Detox was really hard but I got through it. Next I was off to rehab 3 hours away from home. After 34 days, some ups and downs and meeting amazing people while there, I went to sober living in Portland. While in sober living I met more great people. One was like my big brother. We went to the gym together and he helped me with my writing. After he went home, we talked every few days to make sure we were both doing well.

One night after I had returned home I texted him at 12:15 am saying “hope you doin good”. He didn’t respond and it didn’t feel right. I soon learned that he had relapsed and died the day before I sent my text message. I was 4 months sober at the time and this is when I learned more about loss. When you enter the world of overusing substances you meet a lot of new friends. Recovering from addiction is super hard and many don’t make it.

“Recovering from addiction is super hard and many don’t make it.”

For example, my favorite teacher in recovery handed me my chip of completion and I gave her a big hug when I left. Two months later I learned that she had taken her life. I remembered what people told me about my other friend who died, “he won’t be the only one.” I had lost two friends in recovery and was sad but I stayed sober.

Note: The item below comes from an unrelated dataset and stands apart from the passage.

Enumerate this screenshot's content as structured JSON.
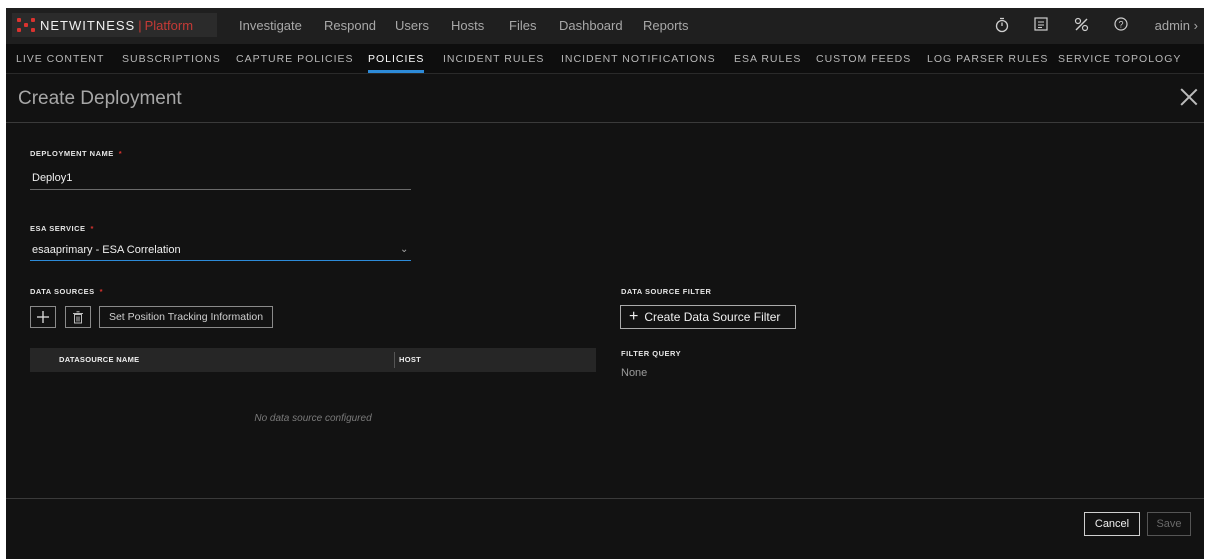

There are many ways to think about loss. I lost many of the things a kid has when growing up, like sports and educational opportunity. I lost my license and the ability to graduate with my friends. I lost my very self as I stopped caring about anything but the drugs and alcohol. Most tragically, I have lost 7 friends to overdose or suicide. So far, loss is the thing that defines my life, but that is changing.

“I am almost 18 months sober and finally happy with who I am and who I am becoming.”

I am almost 18 months sober and finally happy with who I am and who I am becoming. I still attend parties and have some friends who use, but I am loving the sober life. I have never felt better. Looking back, it seems to start so innocently, like just vaping Nicotine, but for too many of us, it ends somewhere else. The last substance I need to shed is Nicotine, still working on that.